Stephen Fowler, at whose home in west Dublin Imre Arakas was arrested, was sentenced to six years and nine months in prison.
Arakas, the Estonian hitman, was jailed for six years in Ireland before he was extradited to Lithuania where he’s serving a 10-year sentence for the murder of a mixed martial arts fighter.
McGovern is the second last of the sub-cell to be convicted. Gardaí are still pursuing the person behind the handles “Cap”, “Bon”, “Bon Neww” and “Bon4”.
Apology
Sean McGovern is a highly intelligent man. He appears in the dock clean cut, compliant and understated.
There have been no disciplinary problems with him in prison, and he has been an enhanced prisoner since last August.
Once he’d pleaded guilty, he stayed silent at subsequent court appearances.
McGovern didn’t react to the emotional victim impact statement from the daughter of Noel Kirwan.
He never flinched when Donna Kirwan asked him “why”, after he himself had been shot at the Regency Hotel, “would you chose to inflict that pain on us?”
She said: “It was Christmas, you should have been out buying presents for your kids, not
organising the murder of a grandfather. You watched Dad for ten months.”
McGovern never looked up from his book of puzzles.
Noel Kirwan was shot dead at his home in 2016
His defence counsel said that he was sorry, in that he had “expressly instructed that an apology be given to all those who have been impacted and harmed as a result of his actions”.
He didn’t take the stand and apologise in person.

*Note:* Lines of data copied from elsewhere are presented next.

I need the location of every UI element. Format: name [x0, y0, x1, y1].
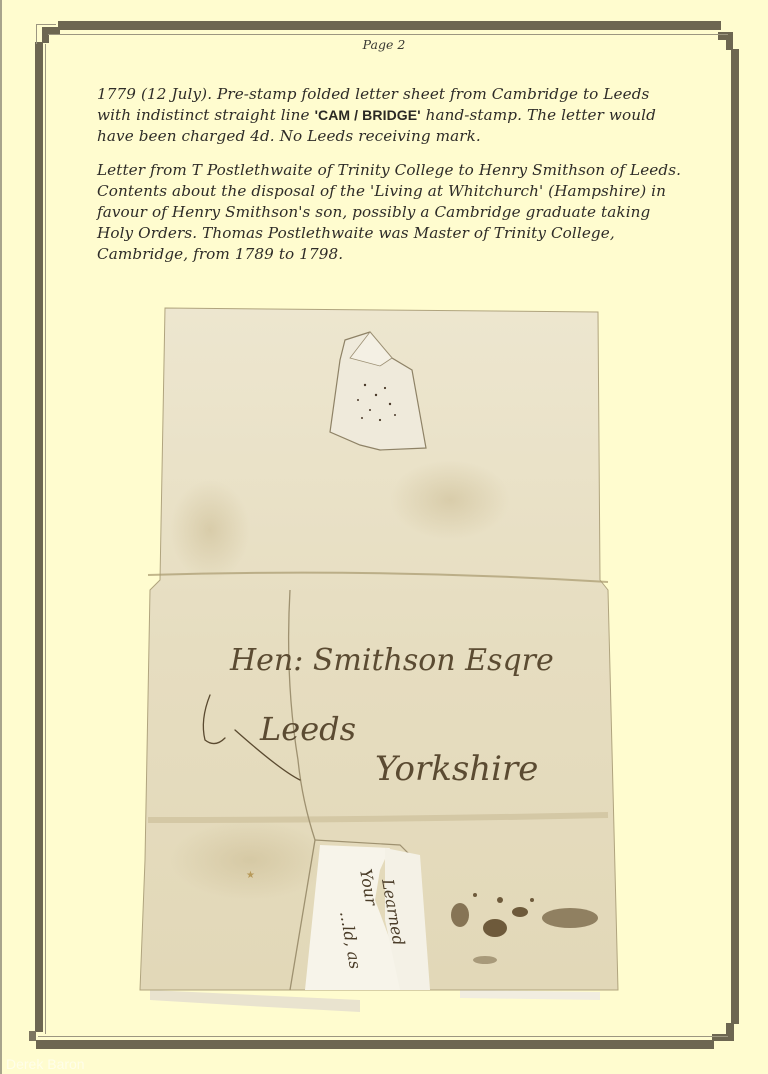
watermark: Derek Baron	[6, 1056, 85, 1072]
description-paragraph-1: 1779 (12 July). Pre-stamp folded letter …	[97, 84, 687, 147]
svg-text:Hen: Smithson Esqre: Hen: Smithson Esqre	[229, 643, 554, 678]
svg-text:★: ★	[246, 870, 255, 881]
svg-text:Yorkshire: Yorkshire	[375, 749, 538, 789]
folded-letter-image: Hen: Smithson Esqre Leeds Yorkshire Your…	[130, 300, 630, 1020]
description-paragraph-2: Letter from T Postlethwaite of Trinity C…	[97, 160, 687, 265]
svg-text:Leeds: Leeds	[259, 710, 356, 748]
handstamp-text: 'CAM / BRIDGE'	[315, 107, 421, 123]
page-edge	[0, 0, 2, 1074]
page-number: Page 2	[0, 37, 768, 52]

McGovern has been in prison in Ireland and the United Arab Emirates since his arrest in October 2024.
A reduction in his final sentence will have been expected for the time spent in jail in Dubai.
He had asked for extra credit because the time that he served there was “difficult” and “onerous”, particularly because he was “a foreign national”.
However, the State prosecutor here pointed out that the only reason McGovern spent seven months in prison in Dubai was because he’d fought his extradition to Ireland.
‘A Gentleman in Dublin’
Sean McGovern was sentenced to 24 years in prison for two counts of directing the activities of a criminal organisation.
The offences carry a maximum sentence of life imprisonment.
While he’s entitled to a quarter remission for pleading guilty, he was known to have been worried that he could receive consecutive sentences.
The blurb for McGovern’s choice of reading material, ‘A Gentleman in Moscow’, says that Count Ruskov “unexpectedly” finds that his “reduced circumstances provide him a doorway into a much larger world of emotional discovery”.
Whether the confines of Portlaoise Prison open a similarly unexpected “world of emotional discovery”, truth and acceptance for this ‘Gentleman in Dublin’ – one of the country’s most notorious organised crime group leaders – remains to be seen.